Some interns fetch coffee. Others… bite their colleagues.
When a summer intern started at the prestigious Sidley Austin law firm in New York, she made quite an impression, by biting another employee.
But despite her strong chomp, she didn’t get fired. Not after the first bite. Not after the second. Not even after the third or fourth. It took five separate bite victims before the firm finally let her go.
According to Inc. magazine, the hesitation was because she was “otherwise personable” and there was “reluctance to elevate the matter.” Which is corporate-speak for, “We really didn’t want to deal with it.”

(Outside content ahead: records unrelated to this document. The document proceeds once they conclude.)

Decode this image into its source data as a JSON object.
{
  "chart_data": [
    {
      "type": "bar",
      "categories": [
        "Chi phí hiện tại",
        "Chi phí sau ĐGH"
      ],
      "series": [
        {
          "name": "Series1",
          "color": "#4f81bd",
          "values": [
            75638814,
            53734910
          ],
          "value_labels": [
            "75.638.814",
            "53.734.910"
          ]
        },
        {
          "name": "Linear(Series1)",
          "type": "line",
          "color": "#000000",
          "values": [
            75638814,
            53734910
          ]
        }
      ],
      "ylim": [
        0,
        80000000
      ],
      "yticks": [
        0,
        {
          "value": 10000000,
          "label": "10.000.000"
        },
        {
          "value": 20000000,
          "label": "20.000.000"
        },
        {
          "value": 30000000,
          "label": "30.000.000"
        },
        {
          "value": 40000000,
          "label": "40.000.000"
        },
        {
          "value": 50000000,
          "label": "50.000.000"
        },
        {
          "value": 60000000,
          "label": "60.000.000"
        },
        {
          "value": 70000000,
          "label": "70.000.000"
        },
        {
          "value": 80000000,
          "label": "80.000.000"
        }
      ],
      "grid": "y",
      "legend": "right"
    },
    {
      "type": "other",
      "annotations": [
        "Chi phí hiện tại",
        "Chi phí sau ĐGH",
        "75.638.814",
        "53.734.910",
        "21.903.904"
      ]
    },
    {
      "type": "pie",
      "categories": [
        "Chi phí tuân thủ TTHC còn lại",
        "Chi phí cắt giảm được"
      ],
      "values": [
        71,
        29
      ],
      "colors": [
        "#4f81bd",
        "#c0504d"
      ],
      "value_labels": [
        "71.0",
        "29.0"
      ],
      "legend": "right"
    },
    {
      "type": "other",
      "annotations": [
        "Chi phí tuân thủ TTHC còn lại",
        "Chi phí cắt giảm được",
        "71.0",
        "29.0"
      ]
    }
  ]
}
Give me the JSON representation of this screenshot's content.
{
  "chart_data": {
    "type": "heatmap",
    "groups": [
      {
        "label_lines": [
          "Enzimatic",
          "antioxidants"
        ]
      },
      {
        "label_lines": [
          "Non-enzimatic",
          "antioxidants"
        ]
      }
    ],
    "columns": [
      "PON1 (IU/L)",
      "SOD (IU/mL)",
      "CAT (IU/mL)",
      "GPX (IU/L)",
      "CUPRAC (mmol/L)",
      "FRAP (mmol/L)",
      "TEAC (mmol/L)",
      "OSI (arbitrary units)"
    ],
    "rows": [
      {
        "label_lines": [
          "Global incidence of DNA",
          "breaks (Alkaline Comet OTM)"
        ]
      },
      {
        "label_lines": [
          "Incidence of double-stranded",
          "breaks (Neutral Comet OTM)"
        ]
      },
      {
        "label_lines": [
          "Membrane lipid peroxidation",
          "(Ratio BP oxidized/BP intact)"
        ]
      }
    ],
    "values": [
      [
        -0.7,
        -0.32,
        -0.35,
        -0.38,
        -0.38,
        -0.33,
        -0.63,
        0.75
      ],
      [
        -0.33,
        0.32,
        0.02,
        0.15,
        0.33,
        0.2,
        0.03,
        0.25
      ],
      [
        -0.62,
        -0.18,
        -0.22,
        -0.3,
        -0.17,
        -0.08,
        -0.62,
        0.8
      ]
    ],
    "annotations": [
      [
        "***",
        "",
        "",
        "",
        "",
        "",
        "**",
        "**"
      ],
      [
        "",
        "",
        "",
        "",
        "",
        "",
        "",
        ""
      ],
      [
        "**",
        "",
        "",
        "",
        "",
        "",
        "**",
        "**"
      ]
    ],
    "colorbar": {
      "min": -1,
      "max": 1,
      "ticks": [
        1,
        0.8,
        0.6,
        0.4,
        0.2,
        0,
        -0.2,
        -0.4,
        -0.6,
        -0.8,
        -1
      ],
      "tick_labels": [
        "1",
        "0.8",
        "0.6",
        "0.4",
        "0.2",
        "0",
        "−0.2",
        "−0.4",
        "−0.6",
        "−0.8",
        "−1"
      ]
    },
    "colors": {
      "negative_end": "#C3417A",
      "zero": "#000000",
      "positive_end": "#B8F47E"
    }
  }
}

Now, unless her official title was Junior Vampire Associate, this is absurd. Even employment attorney Dan Schwartz weighed in, noting that even if the biting was tied to a disability, “The ADA does not protect an employee at the expense of another employee.”
Psychological safety disappears the moment you tolerate harmful behavior, even when the harm isn’t physical.

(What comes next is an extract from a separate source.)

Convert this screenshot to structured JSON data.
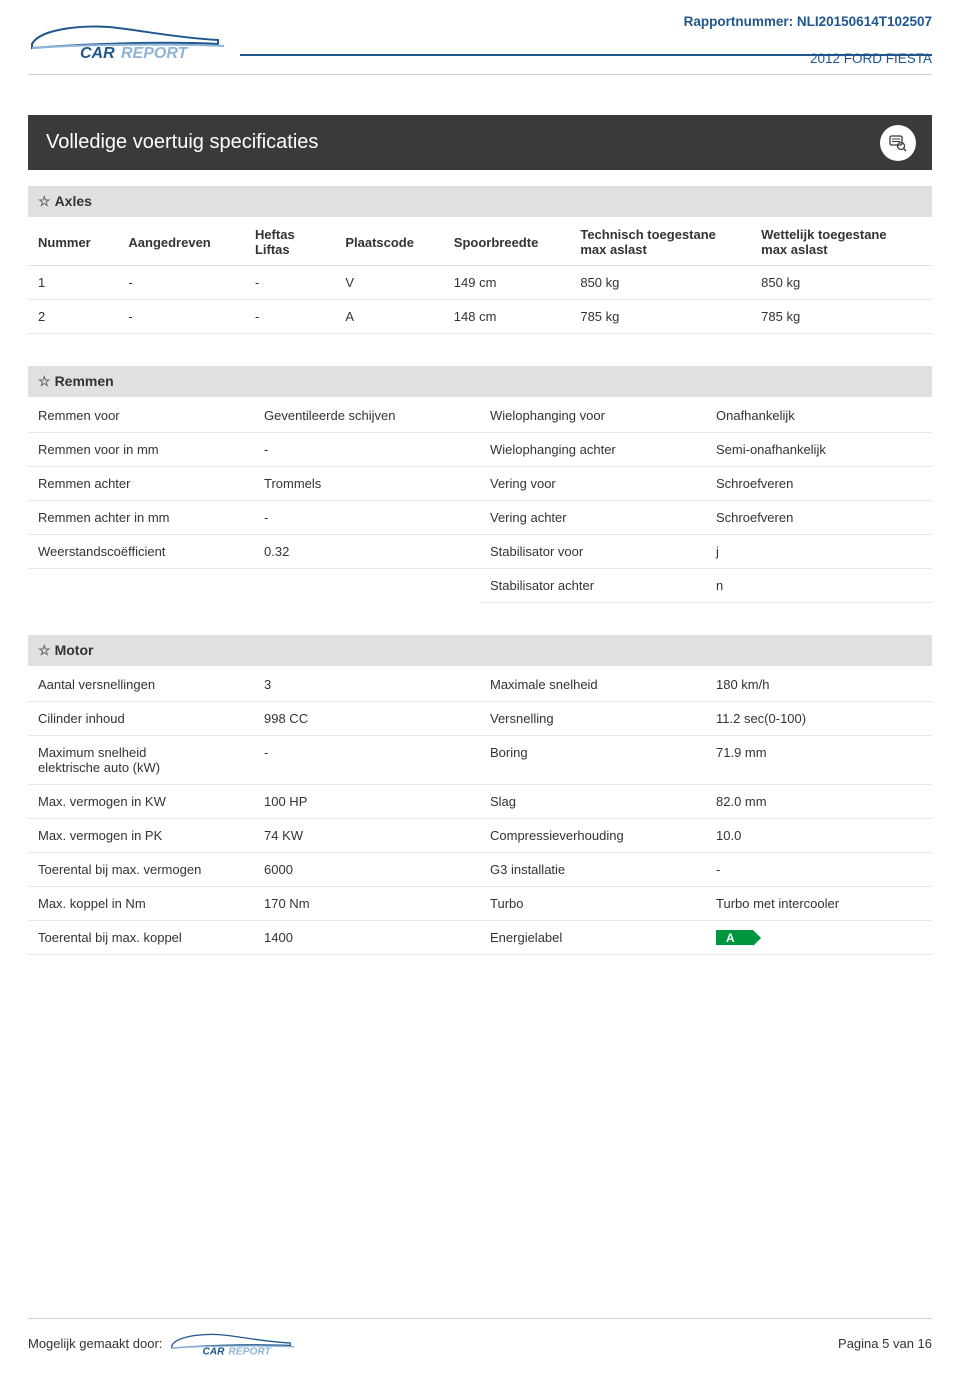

In Dance Floor Theory, we know that engagement only thrives when people feel safe. If someone thinks they might get “bitten”, literally or figuratively, they’ll retreat down the Engagement Pyramid fast.
The physical biter in this story is extreme, but in most workplaces, the more common culprit is the Negative Nelly.
A Negative Nelly is that person who constantly complains, shoots down new ideas, and drips cynicism into every conversation. They may not leave visible marks, but they take bites out of morale, trust, and enthusiasm. And just like the biting intern, their damage compounds every day leadership avoids addressing it.
When leaders keep a Negative Nelly around because they’re “otherwise good at their job,” they’re making a dangerous trade of short-term comfort for long-term engagement loss. Everyone else sees it. And everyone else adjusts their trust, their openness, and their willingness to contribute accordingly.
Action Steps: How to Handle a Negative Nelly Before They Sink the Room
- Spot the signs early – Look for patterns of constant criticism, idea-killing, or undermining others.
- Address the impact, not just the attitude – Explain how their behavior affects the team’s ability to feel safe and contribute.
- Offer a clear path forward – Give them a chance to shift by outlining specific, measurable behavior changes.
- Follow through consistently – If they refuse to change, remove them. Protecting the group’s psychological safety has to come first.
The biting intern’s victims had something in common with teams stuck with a Negative Nelly in that they didn’t feel safe.
A healthy, engaged workplace isn’t just about keeping people in the room. It’s about protecting the room from behaviors that erode trust.
So if you’ve got a Negative Nelly taking a bite out of your team’s energy, don’t wait for a fifth “victim.” Address it early, address it directly, and protect the space where engagement can thrive.